Devant un choix, si nous n’avons pas d’éléments de connaissance, nous choisissons au hasard. Il nous faut donc un élément de savoir et un élément d’intuition qui est aussi importante que la raison.
Il est essentiel de développer chez les enfants à la fois leur propre intuition et leur raison au sens philosophique du terme. C’est-à-dire des éléments de connaissance et de savoir qui leur permettent d’avoir un bon jugement pour faire des choix de vie bons pour eux. Plus on commence jeune, plus ça marche.
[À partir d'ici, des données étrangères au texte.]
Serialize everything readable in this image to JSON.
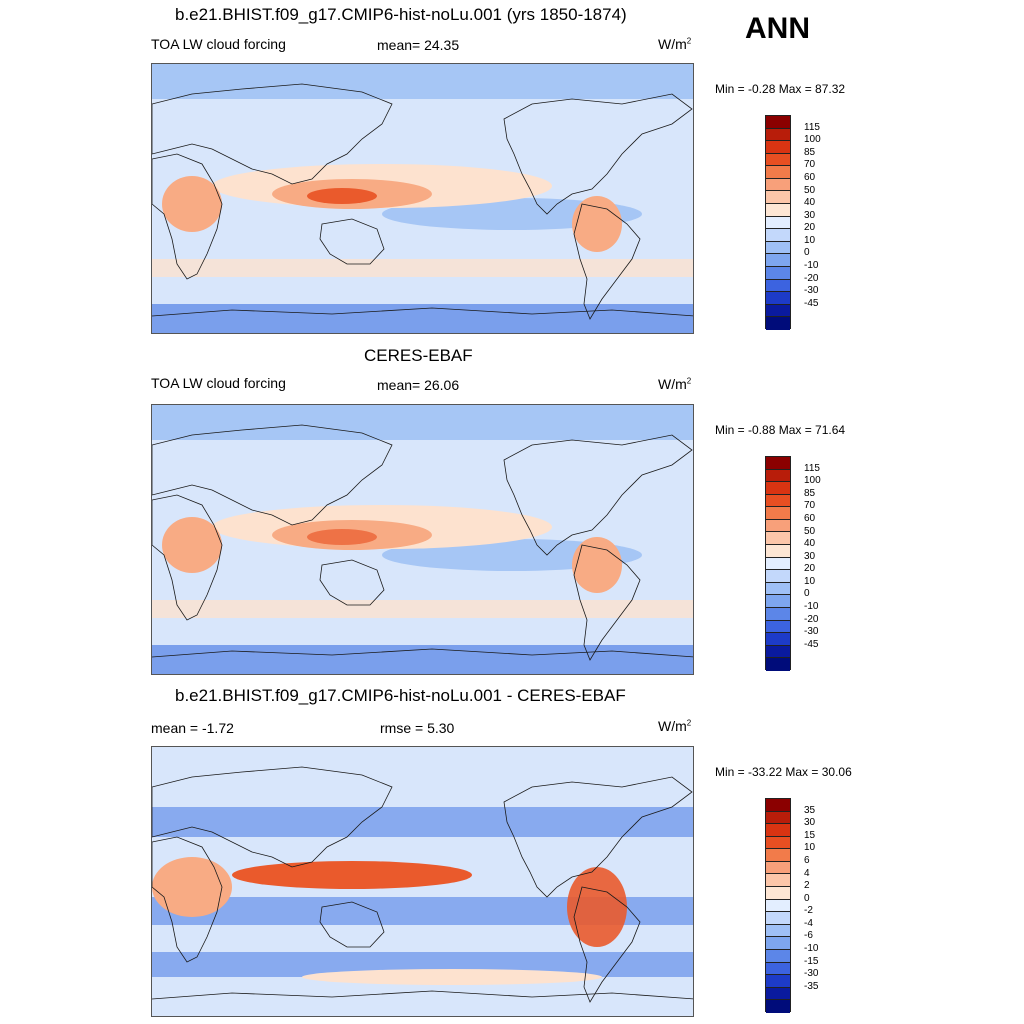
{
  "season": "ANN",
  "panels": [
    {
      "id": "model",
      "title": "b.e21.BHIST.f09_g17.CMIP6-hist-noLu.001 (yrs 1850-1874)",
      "left_label": "TOA LW cloud forcing",
      "center_label": "mean=  24.35",
      "unit_base": "W/m",
      "unit_sup": "2",
      "minmax": "Min =  -0.28 Max =  87.32"
    },
    {
      "id": "obs",
      "title": "CERES-EBAF",
      "left_label": "TOA LW cloud forcing",
      "center_label": "mean=  26.06",
      "unit_base": "W/m",
      "unit_sup": "2",
      "minmax": "Min =  -0.88 Max =  71.64"
    },
    {
      "id": "diff",
      "title": "b.e21.BHIST.f09_g17.CMIP6-hist-noLu.001 - CERES-EBAF",
      "left_label": "mean =  -1.72",
      "center_label": "rmse =   5.30",
      "unit_base": "W/m",
      "unit_sup": "2",
      "minmax": "Min = -33.22 Max =  30.06"
    }
  ],
  "chart_data": [
    {
      "type": "heatmap",
      "title": "b.e21.BHIST.f09_g17.CMIP6-hist-noLu.001 (yrs 1850-1874)",
      "field": "TOA LW cloud forcing",
      "units": "W/m2",
      "mean": 24.35,
      "min": -0.28,
      "max": 87.32,
      "colorbar_levels": [
        "115",
        "100",
        "85",
        "70",
        "60",
        "50",
        "40",
        "30",
        "20",
        "10",
        "0",
        "-10",
        "-20",
        "-30",
        "-45"
      ]
    },
    {
      "type": "heatmap",
      "title": "CERES-EBAF",
      "field": "TOA LW cloud forcing",
      "units": "W/m2",
      "mean": 26.06,
      "min": -0.88,
      "max": 71.64,
      "colorbar_levels": [
        "115",
        "100",
        "85",
        "70",
        "60",
        "50",
        "40",
        "30",
        "20",
        "10",
        "0",
        "-10",
        "-20",
        "-30",
        "-45"
      ]
    },
    {
      "type": "heatmap",
      "title": "b.e21.BHIST.f09_g17.CMIP6-hist-noLu.001 - CERES-EBAF",
      "units": "W/m2",
      "mean": -1.72,
      "rmse": 5.3,
      "min": -33.22,
      "max": 30.06,
      "colorbar_levels": [
        "35",
        "30",
        "15",
        "10",
        "6",
        "4",
        "2",
        "0",
        "-2",
        "-4",
        "-6",
        "-10",
        "-15",
        "-30",
        "-35"
      ]
    }
  ],
  "colorbar_colors": [
    "#8b0000",
    "#b81d0a",
    "#d93412",
    "#e84f22",
    "#f27b4a",
    "#f8a07a",
    "#fcc6a9",
    "#fde6d4",
    "#e3eeff",
    "#c3d8fb",
    "#9fc0f6",
    "#7ea6ef",
    "#5c86e8",
    "#3c63e0",
    "#1d3bc8",
    "#0a1a9e",
    "#000c7a"
  ],
  "map_colors": {
    "ocean_low": "#a6c6f5",
    "ocean_mid": "#d8e6fb",
    "blue_band": "#7a9fec",
    "warm_light": "#fde2cf",
    "warm_mid": "#f8ab84",
    "warm_high": "#ea5a2c",
    "warm_max": "#cc2a10",
    "coast": "#1a1a1a"
  }
}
Il y a des écoles pilotes en Suisse où l’on enseigne la philosophie dès la maternelle et les enfants sont incroyablement réceptifs. S’ils acquièrent, jeunes, une intelligence émotionnelle qui leur permet de mieux gérer leurs émotions, ce seront des êtres humains beaucoup plus épanouis. Plus on leur enseigne jeune les fondements de la psychologie, de la philosophie ou de la connaissance de soi, plus les individus se transforment et deviennent des agents de transformation du monde.
Cet enseignement doit-il aussi comporter une dimension plus spirituelle ?
Bien sûr. Mais il ne s’agit pas d’enseigner une religion. On peut enseigner les fondements d’une spiritualité laïque. Et j’œuvre pour ça depuis longtemps. L’Homme n’est pas simplement un individu qui a besoin de consommer, de posséder des objets ou de profiter du confort. Tout cela est utile, mais un individu a besoin de se relier à quelque chose qui le dépasse. C’est un besoin de transcendance, de se sentir faire partie d’un tout, de fraternité. Et travailler cette dimension profonde de l’être humain, la révéler en tout cas, permet aux individus d’avoir confiance, car ils ont besoin de développer leur intériorité. C’est indispensable d’acquérir une capacité d’être en silence avec soi-même pour mieux se connaître, pour que son esprit puisse s’ouvrir à soi-même, au monde et aux autres.
Pour changer le monde, il faut commencer par se changer soi. L’autonomie au niveau de la santé est donc une clé importante…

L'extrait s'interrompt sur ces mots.